Saturday, June 8, 2013

Thanos Rising # 3 Review Or…“See You, Space Black Man”


Earlier in the year, Marvel hinted at a new big event called Infinity starring Thanos. Many eyes have been on the Mad Titan since his appearance at the end of the Avengers movie and Marvel has further pushed the villain with his own miniseries. Thanos Rising explains how the man became the monster and how the monster amassed his power. Since Thanos is my favorite Marvel villain, I had to check this out and I wasn't disappointed.


This issue picks up where last issue ends off with writer Jason Aaron painting a very vivid picture of Thanos' self-image. We flash forward to see him laying in bed with one of the many women he will sleep with and impregnate in this issue. When we get to his time as a navigator for a group of bloodthirsty space pirates, we notice that our boy has cooled his heels and hasn't killed anyone in a while in hopes of living a normal existence. Thanos and the reader soon realize that he is not about that life; with the most he can hope for being total isolation. His time aboard the pirate ship and his hopping from woman to woman only illustrates his sense of displacement and evokes sympathy from this reviewer. When in either setting, Thanos often mentions his mother whom he killed last issue and how he wish she'd been allowed to take his life as a newborn. He also talks about the nameless woman whom he loves and how much he's tried to forget about her, of course he can't.

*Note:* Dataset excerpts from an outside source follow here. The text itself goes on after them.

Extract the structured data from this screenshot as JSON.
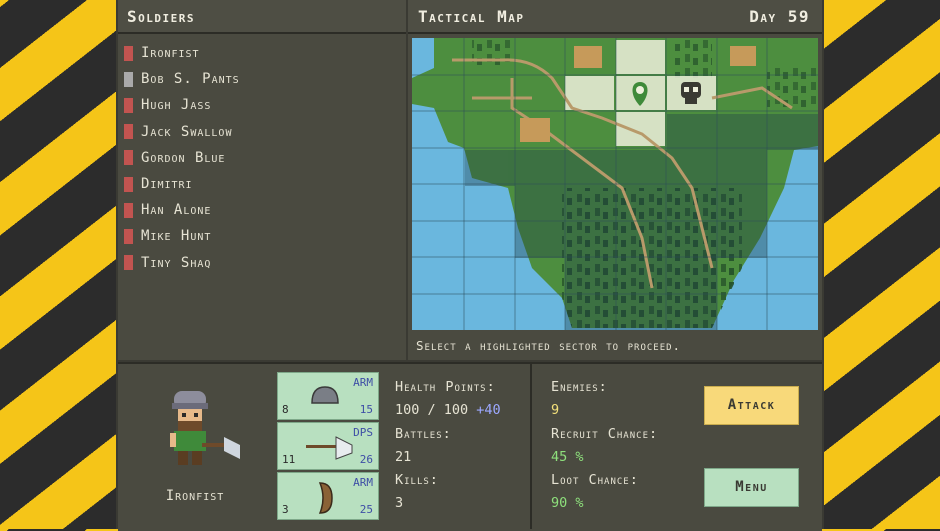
{
  "soldiers_panel": {
    "title": "Soldiers"
  },
  "map_panel": {
    "title": "Tactical Map",
    "day": "Day 59",
    "status": "Select a highlighted sector to proceed."
  },
  "soldiers": [
    {
      "name": "Ironfist",
      "selected": true
    },
    {
      "name": "Bob S. Pants",
      "selected": false
    },
    {
      "name": "Hugh Jass",
      "selected": false
    },
    {
      "name": "Jack Swallow",
      "selected": false
    },
    {
      "name": "Gordon Blue",
      "selected": false
    },
    {
      "name": "Dimitri",
      "selected": false
    },
    {
      "name": "Han Alone",
      "selected": false
    },
    {
      "name": "Mike Hunt",
      "selected": false
    },
    {
      "name": "Tiny Shaq",
      "selected": false
    }
  ],
  "selected_soldier": {
    "name": "Ironfist"
  },
  "equipment": [
    {
      "slot": "helmet",
      "tag": "ARM",
      "low": "8",
      "high": "15"
    },
    {
      "slot": "axe",
      "tag": "DPS",
      "low": "11",
      "high": "26"
    },
    {
      "slot": "shield",
      "tag": "ARM",
      "low": "3",
      "high": "25"
    }
  ],
  "stats": {
    "health_label": "Health Points:",
    "health_value": "100 / 100",
    "health_bonus": "+40",
    "battles_label": "Battles:",
    "battles_value": "21",
    "kills_label": "Kills:",
    "kills_value": "3"
  },
  "sector": {
    "enemies_label": "Enemies:",
    "enemies_value": "9",
    "recruit_label": "Recruit Chance:",
    "recruit_value": "45 %",
    "loot_label": "Loot Chance:",
    "loot_value": "90 %"
  },
  "buttons": {
    "attack": "Attack",
    "menu": "Menu"
  },
  "colors": {
    "accent_yellow": "#f8d97a",
    "accent_green": "#b8e0c0",
    "water": "#6ab7de",
    "land": "#3f7d3a",
    "highlight": "#e8ecd6"
  }
}
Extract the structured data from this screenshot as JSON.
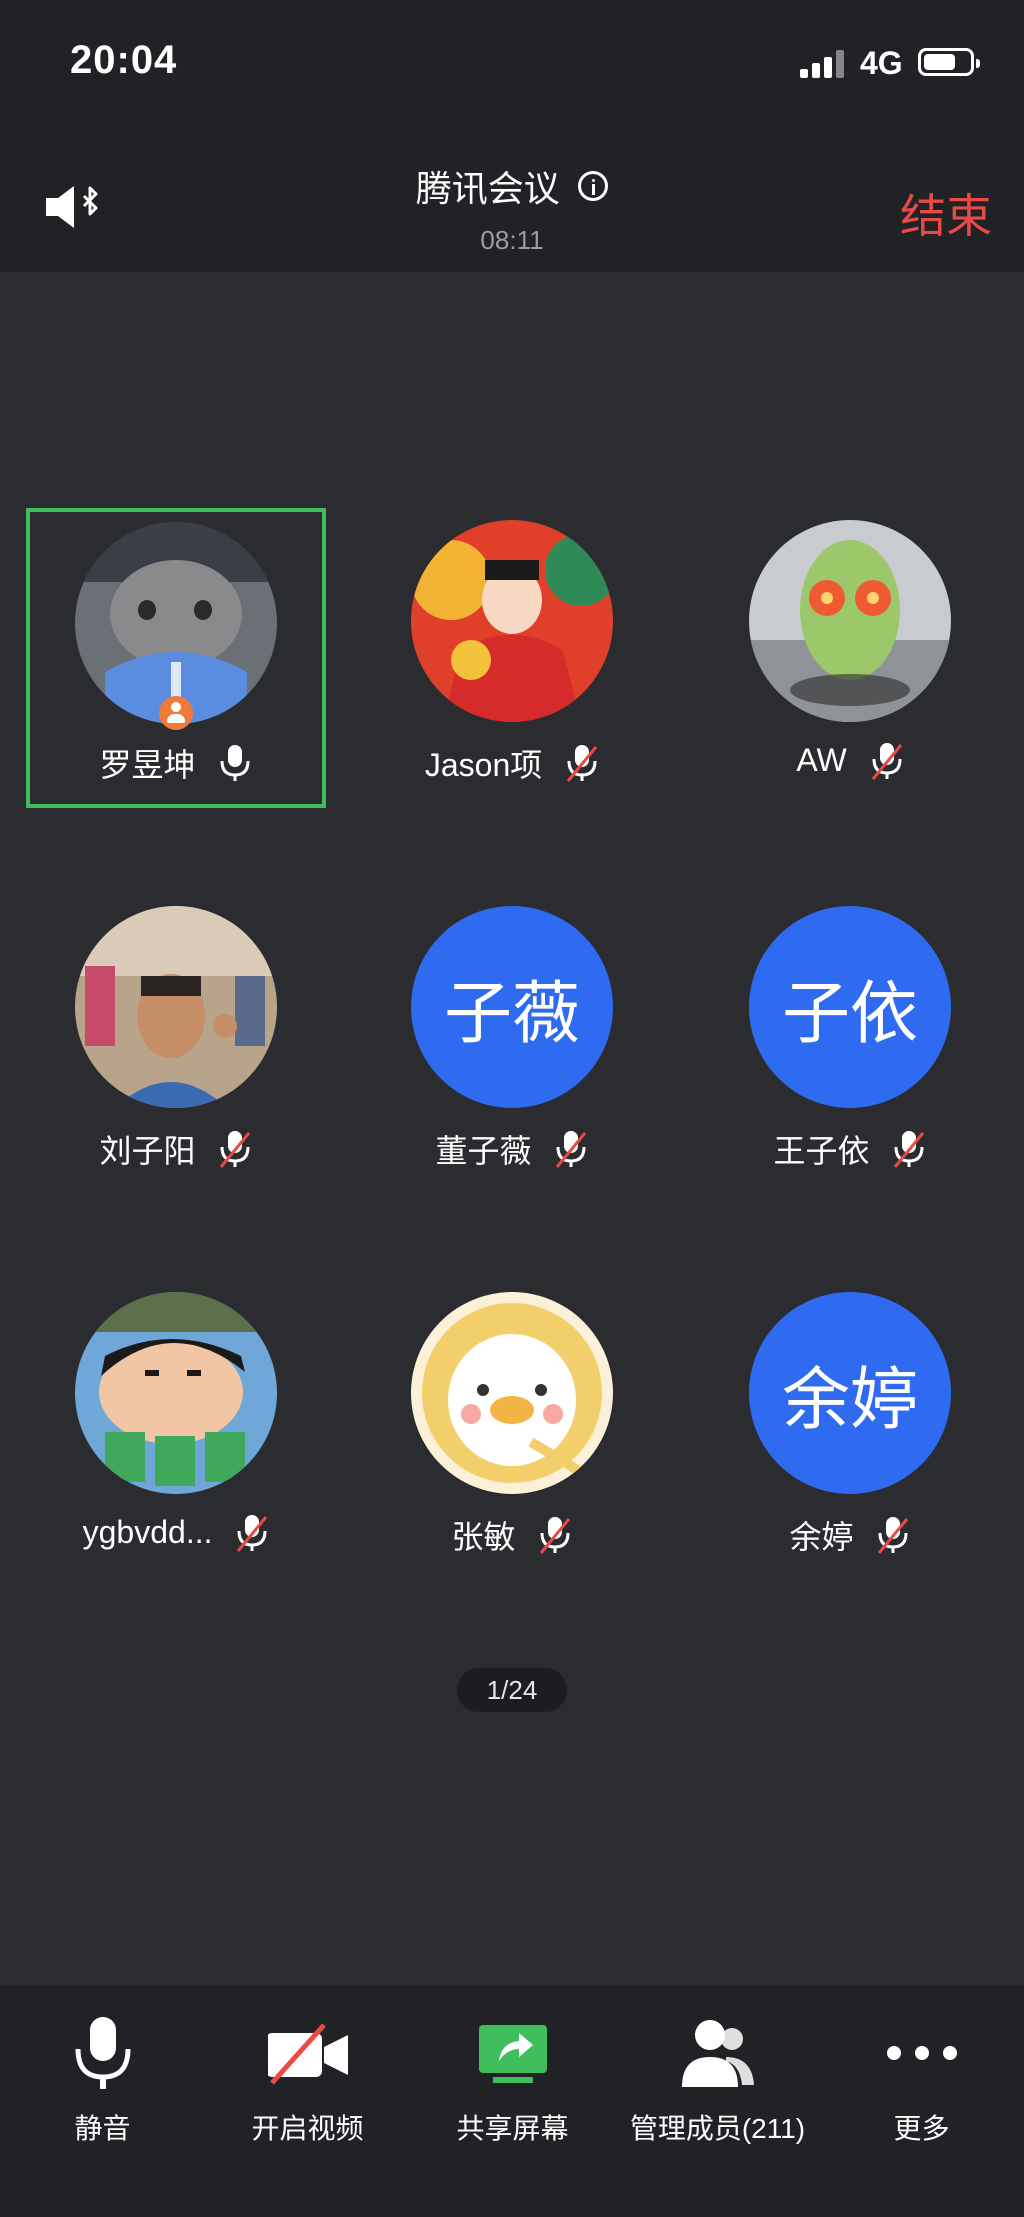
{
  "status_bar": {
    "time": "20:04",
    "network": "4G",
    "battery_level": 0.7
  },
  "header": {
    "title": "腾讯会议",
    "duration": "08:11",
    "end_label": "结束"
  },
  "participants": [
    {
      "name": "罗昱坤",
      "avatar": "photo-cat",
      "mic": "on",
      "host": true,
      "active": true
    },
    {
      "name": "Jason项",
      "avatar": "photo-fortune-child",
      "mic": "muted"
    },
    {
      "name": "AW",
      "avatar": "photo-cartoon-cactus",
      "mic": "muted"
    },
    {
      "name": "刘子阳",
      "avatar": "photo-selfie-street",
      "mic": "muted"
    },
    {
      "name": "董子薇",
      "avatar_text": "子薇",
      "mic": "muted"
    },
    {
      "name": "王子依",
      "avatar_text": "子依",
      "mic": "muted"
    },
    {
      "name": "ygbvdd...",
      "avatar": "photo-cartoon-boy",
      "mic": "muted"
    },
    {
      "name": "张敏",
      "avatar": "photo-cartoon-duck",
      "mic": "muted"
    },
    {
      "name": "余婷",
      "avatar_text": "余婷",
      "mic": "muted"
    }
  ],
  "pagination": "1/24",
  "toolbar": {
    "mute": "静音",
    "video": "开启视频",
    "share": "共享屏幕",
    "members": "管理成员(211)",
    "more": "更多"
  },
  "colors": {
    "accent_green": "#3fbe5b",
    "end_red": "#e94a45",
    "avatar_blue": "#2f6bf0",
    "host_orange": "#f07a3a"
  }
}
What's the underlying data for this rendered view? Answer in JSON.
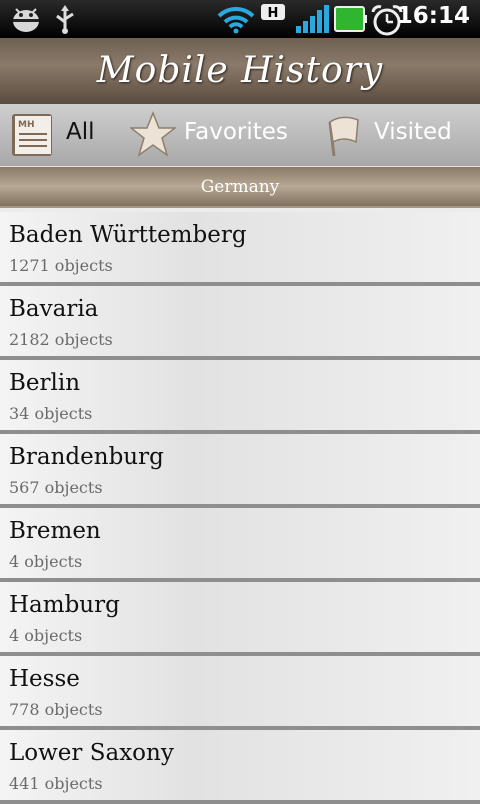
{
  "status_bar": {
    "time": "16:14",
    "icons": [
      "android-debug-icon",
      "usb-icon",
      "wifi-icon",
      "hspa-icon",
      "signal-icon",
      "battery-icon",
      "alarm-clock-icon"
    ],
    "hspa_label": "H"
  },
  "header": {
    "title": "Mobile History",
    "logo_text": "MH"
  },
  "tabs": [
    {
      "label": "All",
      "icon": "book-icon"
    },
    {
      "label": "Favorites",
      "icon": "star-icon"
    },
    {
      "label": "Visited",
      "icon": "flag-icon"
    }
  ],
  "section": {
    "title": "Germany"
  },
  "regions": [
    {
      "name": "Baden Württemberg",
      "count": "1271 objects"
    },
    {
      "name": "Bavaria",
      "count": "2182 objects"
    },
    {
      "name": "Berlin",
      "count": "34 objects"
    },
    {
      "name": "Brandenburg",
      "count": "567 objects"
    },
    {
      "name": "Bremen",
      "count": "4 objects"
    },
    {
      "name": "Hamburg",
      "count": "4 objects"
    },
    {
      "name": "Hesse",
      "count": "778 objects"
    },
    {
      "name": "Lower Saxony",
      "count": "441 objects"
    }
  ],
  "colors": {
    "header": "#6e6052",
    "section": "#9c8c7a",
    "battery": "#2fb52f"
  }
}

Honestly, I prefer Aaron's rendition of Thanos to any other. We've seen the power mad schemer, we've seen the opportunist and the purveyor of mass genocide. What we never see is the lost, lonely child searching for someone to love and love him. Thanos' nihilistic introspection at times of boredom and his quick wit while in situations of danger color the character perfectly. When we meet the nameless woman on his home planet of Titan, we can see very clearly, who she really is and just how crazy in love Thanos is. Aaron does a good job of explaining; even in the comic book work, love makes you do things-- crazy, violent, psychotic things.


Simone Bianchi's art is always breathtaking but does better as cover work than a story telling device. That being said this book is pretty to look at but something about Thanos' movement is off. He also seems to have taken many references from “Star Wars” as almost every one of Thanos' ladies looks like Jedi, Aayla Secura. Nonetheless, Ive Svorcina does a good job of coloring, which I imagine is hard given Bianchi's level of detail and his colors help set the tone for this dark space saga.

The Real

Something I noticed about Thanos is that he conforms to many of the stereotypes of a black man. He's large, devious and has sex with as many women as he possibly can, though this could be my sensitivity. The fact that his mother doesn't want him reminds me of the film "Losing Isaiah" and the way people on his planet treated him reminded me of a line from "Boyz in the Hood" about black boy’s becoming criminals when they grow up. Maybe that is why Thanos always resonated with me, maybe he's just a misguided black man who loves his woman so much he'd do anything. I will keep reading Thanos Rising to see if my feelings are right until then.